Schools ‘should be fined’ if pupils fail to meet key GCSE targets
Secondary schools should face fines if students fail to achieve at least a C at GCSE in English and maths, a think tank has said.
Funds raised from this “re-sit levy” should be handed to further education (FE) colleges, who are dealing with large numbers of young people re-taking these key qualifications, according to the Policy Exchange.
In a new paper, the right-wing think tank argued that FE colleges are already facing funding pressures, and take on more students who received below a D in their maths or English GCSEs than schools and sixth-form colleges.
This burden is growing in the wake of government reforms which require teenagers who fail to score at least a C at GCSE in English or maths to continue studying the subject and re-take qualifications, it says.
Headteachers warned that introducing a levy would be an “own goal”.
The Policy Exchange document claims that FE colleges are being left to deal with a far greater proportion of students re-sitting GCSE maths and English than schools and sixth-form colleges.
It calculates that in 2013, nearly five times more students re-took English at an FE college than re-took the exam at a school (100,239 students compared to 20,544) while 110,811 students re-sat maths at an FE college compared to 27,579 who re-sat it at school.
Around 31% of those re-entered for GCSE English at an FE college scored at least a C in their re-sit, compared to 38% of those at school.
In maths, 36% of those re-taking a GCSE in the subject at an FE college achieved an A*-C grade, compared to 35% of those at school.
The think tank goes on to argue that FE colleges require more cash to cope with demand, claiming that, at present, these institutions receive £4,000 for a 16-17-year-old and £3,300 to teach a full time qualification - and this does not include funding for remedial English and maths teaching.
The Department for Education said that every pupil who does not get at least a C in maths and English GCSE at age 16 is allocated an additional £480 per subject, although this funding is not ring-fenced for those qualifications.
The paper concludes that secondary schools should cover the costs of students who fail to score A*-C in their core GCSEs and move on to an FE college through a “re-sit levy”.
This levy would only apply in certain circumstances, such as if a pupil had been on a school’s roll for a set period of time or where the pupil had failed to achieve a C and had not made good progress.
Paper author Natasha Porter said: “Since it became compulsory for students without a C grade at GCSE to continue studying maths and English, too many students have been denied an opportunity to retake the GCSE qualification. Schools and colleges will have to redouble their efforts to enter borderline students for qualifications that are worthwhile and improve the overall pass rate.

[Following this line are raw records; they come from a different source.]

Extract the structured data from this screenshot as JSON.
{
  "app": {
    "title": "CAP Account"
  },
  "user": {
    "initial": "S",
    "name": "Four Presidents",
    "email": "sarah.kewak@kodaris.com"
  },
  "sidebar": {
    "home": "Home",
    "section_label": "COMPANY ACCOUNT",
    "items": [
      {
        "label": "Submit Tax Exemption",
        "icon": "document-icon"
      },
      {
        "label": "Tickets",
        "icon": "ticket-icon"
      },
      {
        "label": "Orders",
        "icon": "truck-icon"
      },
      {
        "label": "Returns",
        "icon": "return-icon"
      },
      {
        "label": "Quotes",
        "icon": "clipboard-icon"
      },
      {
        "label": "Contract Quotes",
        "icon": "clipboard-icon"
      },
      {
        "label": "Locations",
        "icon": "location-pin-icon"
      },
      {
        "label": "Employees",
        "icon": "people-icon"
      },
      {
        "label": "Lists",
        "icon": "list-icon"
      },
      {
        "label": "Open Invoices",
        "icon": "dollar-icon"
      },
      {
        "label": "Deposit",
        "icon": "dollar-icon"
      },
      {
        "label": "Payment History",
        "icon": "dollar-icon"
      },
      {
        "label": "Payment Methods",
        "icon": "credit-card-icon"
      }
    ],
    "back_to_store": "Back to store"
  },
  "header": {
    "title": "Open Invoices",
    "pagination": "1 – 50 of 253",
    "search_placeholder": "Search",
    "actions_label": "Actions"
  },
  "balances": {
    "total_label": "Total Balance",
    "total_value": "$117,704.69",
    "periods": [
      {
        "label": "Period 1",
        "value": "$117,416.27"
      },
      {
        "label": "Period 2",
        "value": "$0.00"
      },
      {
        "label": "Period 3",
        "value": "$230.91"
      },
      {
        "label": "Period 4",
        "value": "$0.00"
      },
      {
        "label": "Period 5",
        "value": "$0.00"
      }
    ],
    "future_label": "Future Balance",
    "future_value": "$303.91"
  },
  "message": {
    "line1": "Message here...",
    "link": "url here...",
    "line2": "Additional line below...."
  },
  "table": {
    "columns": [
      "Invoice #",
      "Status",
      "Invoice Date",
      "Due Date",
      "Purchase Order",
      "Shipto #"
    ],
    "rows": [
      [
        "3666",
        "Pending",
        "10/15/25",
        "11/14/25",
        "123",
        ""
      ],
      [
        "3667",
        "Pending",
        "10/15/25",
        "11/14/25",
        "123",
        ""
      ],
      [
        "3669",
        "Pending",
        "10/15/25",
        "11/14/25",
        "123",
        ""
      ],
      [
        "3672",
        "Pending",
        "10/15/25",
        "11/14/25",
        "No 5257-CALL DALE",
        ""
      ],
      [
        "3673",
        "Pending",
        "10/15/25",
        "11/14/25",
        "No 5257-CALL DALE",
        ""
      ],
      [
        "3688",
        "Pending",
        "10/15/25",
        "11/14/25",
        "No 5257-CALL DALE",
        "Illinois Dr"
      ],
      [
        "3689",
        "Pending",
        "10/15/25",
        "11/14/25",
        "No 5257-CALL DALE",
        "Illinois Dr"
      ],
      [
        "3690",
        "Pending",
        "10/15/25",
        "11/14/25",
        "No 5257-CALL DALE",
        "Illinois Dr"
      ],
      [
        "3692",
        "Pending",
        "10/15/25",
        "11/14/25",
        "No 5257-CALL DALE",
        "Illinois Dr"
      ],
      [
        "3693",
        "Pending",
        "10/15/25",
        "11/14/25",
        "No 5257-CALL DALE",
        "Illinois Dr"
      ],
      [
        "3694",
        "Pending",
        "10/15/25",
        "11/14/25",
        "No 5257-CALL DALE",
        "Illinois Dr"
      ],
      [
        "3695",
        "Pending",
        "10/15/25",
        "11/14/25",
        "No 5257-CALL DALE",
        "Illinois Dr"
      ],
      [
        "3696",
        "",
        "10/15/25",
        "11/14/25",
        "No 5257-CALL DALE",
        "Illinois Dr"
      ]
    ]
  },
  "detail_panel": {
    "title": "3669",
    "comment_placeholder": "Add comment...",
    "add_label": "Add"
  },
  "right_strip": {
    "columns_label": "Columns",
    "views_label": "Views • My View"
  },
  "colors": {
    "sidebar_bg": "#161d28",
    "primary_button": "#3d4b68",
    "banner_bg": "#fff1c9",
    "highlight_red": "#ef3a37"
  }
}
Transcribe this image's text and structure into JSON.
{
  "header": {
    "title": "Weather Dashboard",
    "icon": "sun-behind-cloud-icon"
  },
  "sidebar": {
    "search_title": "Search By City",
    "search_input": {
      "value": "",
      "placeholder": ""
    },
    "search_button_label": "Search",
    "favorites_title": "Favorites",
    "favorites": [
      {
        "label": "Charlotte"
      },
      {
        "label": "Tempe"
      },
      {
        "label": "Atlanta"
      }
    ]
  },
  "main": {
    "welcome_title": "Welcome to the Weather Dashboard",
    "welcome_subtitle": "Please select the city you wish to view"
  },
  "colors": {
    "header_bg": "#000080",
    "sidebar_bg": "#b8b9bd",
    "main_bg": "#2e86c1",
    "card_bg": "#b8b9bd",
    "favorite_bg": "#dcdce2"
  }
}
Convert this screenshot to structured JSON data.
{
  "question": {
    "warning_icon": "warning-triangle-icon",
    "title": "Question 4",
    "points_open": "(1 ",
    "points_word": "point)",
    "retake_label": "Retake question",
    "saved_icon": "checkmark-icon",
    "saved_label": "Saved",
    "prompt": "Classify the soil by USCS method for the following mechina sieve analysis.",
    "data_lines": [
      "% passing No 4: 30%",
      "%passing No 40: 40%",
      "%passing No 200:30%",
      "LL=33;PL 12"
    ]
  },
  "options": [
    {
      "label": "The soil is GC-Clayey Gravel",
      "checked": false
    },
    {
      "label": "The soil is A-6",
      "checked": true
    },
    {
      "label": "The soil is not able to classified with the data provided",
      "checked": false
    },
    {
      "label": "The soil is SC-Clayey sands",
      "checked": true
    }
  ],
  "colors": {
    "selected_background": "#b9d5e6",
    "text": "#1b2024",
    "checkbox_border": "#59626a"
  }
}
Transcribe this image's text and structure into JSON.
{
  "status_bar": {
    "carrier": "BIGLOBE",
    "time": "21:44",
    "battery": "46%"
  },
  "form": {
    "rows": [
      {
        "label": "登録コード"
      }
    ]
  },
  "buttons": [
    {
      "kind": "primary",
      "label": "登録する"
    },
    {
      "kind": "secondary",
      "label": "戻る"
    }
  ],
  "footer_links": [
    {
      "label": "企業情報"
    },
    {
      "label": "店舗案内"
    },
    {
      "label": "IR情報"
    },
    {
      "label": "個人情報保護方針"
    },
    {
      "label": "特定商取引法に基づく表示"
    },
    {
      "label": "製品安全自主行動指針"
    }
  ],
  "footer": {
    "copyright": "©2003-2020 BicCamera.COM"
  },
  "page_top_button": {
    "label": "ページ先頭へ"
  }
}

“It is unfair for some schools to pass the buck to FE colleges who are already facing extreme funding pressures to fix a problem they have not caused themselves. To recognise the additional burden on FE colleges and shoulder more responsibility, schools should cough up and pay a resit levy.”
Brian Lightman, general secretary of the Association of School and College Leaders, said that, for a variety of reasons, there will always be some students who do not achieve C grades by age 16.
“We agree that these students need continued help and support in English and maths post-16, and that FE colleges and other providers should receive the funding they need to deliver these courses,” he said.
“This is particularly pressing because the level of funding for 16-19 education is inadequate and urgently needs to be addressed. However, the idea of a resit levy on the secondary schools where these students first took their GCSEs would be an own goal.
“Schools are already facing real-terms cuts in their budgets and unprecedented difficulties in recruiting staff, particularly maths teachers. A resit levy would potentially worsen this situation, further reducing their capacity to put in place the very provision that would enable them to meet the challenge of enabling more pupils to achieve these grades in maths and English GCSEs.”
A DfE spokesman said: “Numeracy and literacy are fundamental skills. If young people have not mastered them by 16, it is more likely they will be held back for the rest of their life. That is why we want all young people who do not achieve at least a GCSE C in English or maths to continue studying until they reach that standard. Post-16 schools and colleges are making very good progress in ensuring all young people have this opportunity.”
Christine Blower, general secretary of the National Union of Teachers (NUT) said the suggestion was “not a particularly good idea and not actually well received”, adding “this is simply the wrong way to deal with this question”.
She told BBC Radio 4’s Today programme: “Essentially there is a big problem in FE funding, but of course what we need is proper levels of funding for all schools and all colleges in order to make sure that every young person can do the very best that they can.”
She added: “So what we really need is catch up funding to make sure that there’s enough money not just in colleges but also in schools to do this work.
“But also I think it’s a rather strange idea that being fined would be the incentive to help children to do the best they can.
“Schools are doing the very best that they can. There will be a point where there is one mark between getting a C and a D that’s bound to be the case, there are grade boundaries.
“And so the idea that you would penalise schools because a young person is one mark below just seems absolute nonsense.”